Many people are very petty, and would turn a game with such a concept into something very bad.
For example, if you downgrade "A" for being an absolute jerk, but he has a lot of friends, he might convince his friends to downgrade you. There might be measures against this, like in order to grade someone you have to play with them/have evidence, but "A" might convince his friends to hunt you down in a game, and antagonize you, or simply report things out of context. If there's no chat system, the grading system would work on behaviour, but this could also be reported out of context by a group of people in order to convince an admin to raise your costs.

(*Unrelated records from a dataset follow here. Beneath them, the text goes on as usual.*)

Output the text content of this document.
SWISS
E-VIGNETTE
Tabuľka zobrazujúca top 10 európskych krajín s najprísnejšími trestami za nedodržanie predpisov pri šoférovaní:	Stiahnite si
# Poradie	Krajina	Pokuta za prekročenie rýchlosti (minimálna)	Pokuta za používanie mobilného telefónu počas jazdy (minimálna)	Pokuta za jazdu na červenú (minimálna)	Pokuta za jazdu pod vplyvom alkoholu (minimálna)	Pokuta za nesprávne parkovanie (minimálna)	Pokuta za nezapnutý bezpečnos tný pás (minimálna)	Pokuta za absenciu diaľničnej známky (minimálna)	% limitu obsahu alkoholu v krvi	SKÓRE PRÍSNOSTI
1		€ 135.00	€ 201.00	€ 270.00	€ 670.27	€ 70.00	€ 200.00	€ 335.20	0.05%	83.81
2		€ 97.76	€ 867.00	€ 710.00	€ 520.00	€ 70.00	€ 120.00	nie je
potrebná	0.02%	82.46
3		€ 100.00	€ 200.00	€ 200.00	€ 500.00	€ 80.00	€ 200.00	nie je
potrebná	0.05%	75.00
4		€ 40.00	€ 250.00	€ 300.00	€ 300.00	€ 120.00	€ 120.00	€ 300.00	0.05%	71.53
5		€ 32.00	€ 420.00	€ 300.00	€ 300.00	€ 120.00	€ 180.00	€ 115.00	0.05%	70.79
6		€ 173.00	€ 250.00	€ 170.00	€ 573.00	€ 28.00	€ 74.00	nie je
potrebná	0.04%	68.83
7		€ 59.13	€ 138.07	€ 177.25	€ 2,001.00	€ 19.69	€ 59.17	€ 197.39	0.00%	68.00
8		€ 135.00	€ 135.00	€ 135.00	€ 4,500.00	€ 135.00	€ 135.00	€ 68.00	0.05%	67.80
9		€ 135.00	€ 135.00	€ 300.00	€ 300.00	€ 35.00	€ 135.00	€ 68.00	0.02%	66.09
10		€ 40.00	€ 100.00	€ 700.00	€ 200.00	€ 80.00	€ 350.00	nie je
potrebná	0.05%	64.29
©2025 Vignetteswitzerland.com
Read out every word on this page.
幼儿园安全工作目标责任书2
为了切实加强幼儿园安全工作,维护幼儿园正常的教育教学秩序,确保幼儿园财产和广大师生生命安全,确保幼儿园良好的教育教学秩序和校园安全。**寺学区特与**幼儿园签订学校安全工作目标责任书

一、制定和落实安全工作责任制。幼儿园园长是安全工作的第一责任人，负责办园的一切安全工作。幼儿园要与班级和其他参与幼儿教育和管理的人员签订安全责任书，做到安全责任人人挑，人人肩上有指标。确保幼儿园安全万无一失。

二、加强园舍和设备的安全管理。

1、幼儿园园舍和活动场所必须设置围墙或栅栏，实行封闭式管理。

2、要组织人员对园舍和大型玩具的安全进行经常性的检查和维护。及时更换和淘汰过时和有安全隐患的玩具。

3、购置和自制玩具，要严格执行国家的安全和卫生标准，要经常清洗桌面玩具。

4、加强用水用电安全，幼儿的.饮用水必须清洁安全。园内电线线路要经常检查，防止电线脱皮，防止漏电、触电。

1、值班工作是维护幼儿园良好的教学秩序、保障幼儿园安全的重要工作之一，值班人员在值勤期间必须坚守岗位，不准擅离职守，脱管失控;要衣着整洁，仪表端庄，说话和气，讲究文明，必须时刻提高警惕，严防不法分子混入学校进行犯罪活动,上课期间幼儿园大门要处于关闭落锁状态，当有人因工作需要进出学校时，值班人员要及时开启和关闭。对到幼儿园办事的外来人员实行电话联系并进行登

And I doubt that they would hire 20+ million admins to personally investigate/be a part of every game, chat log and circumstance of a report in detail -- but still, even that won't guarantee a fair community in a game with a concept like that. People with slightly/very different opinions, perspectives and so on would eventually be frozen out, forced to either submit to whatever is the norm at the time or pay a lot more money.
Many people have radically different opinions and ideas, but they tend to get frozen out of the popular community in one way or another, and the reward/punishment program would exaggerate this type of behaviour among humans to the extreme. Valve must know this, so I do not understand how they could even entertain the idea of implementing their idea. They must know that people don't behave like that -- they never have, and never will (Most likely.) across such a vide variety of people.
I do welcome any insight into how it might work, but to me, it just seems illogical and highly destructive. As I said, it forces people to either submit to the 'accepted behaviour model' (Whatever that might be -- it would be defined by the majority of people, which is wrong.).
Whatever happened to individualism?
However, I'm not entirely against it. It's a good experiment, but their current idea, or atleast how they pitched it, doesn't sound good, for reasons I explained. It sounds a bit like extreme communism with money as a reward (Saving money.). And incentivizing behaviour across a wide variety of people with money is NOT a good idea, certainly not on such a large scale.
The current pay-to-play model is indeed broken though, cause you have to pay for content or to eventually progress (Some games let you play to a certain level then, more or less, force you to pay to progress any higher.)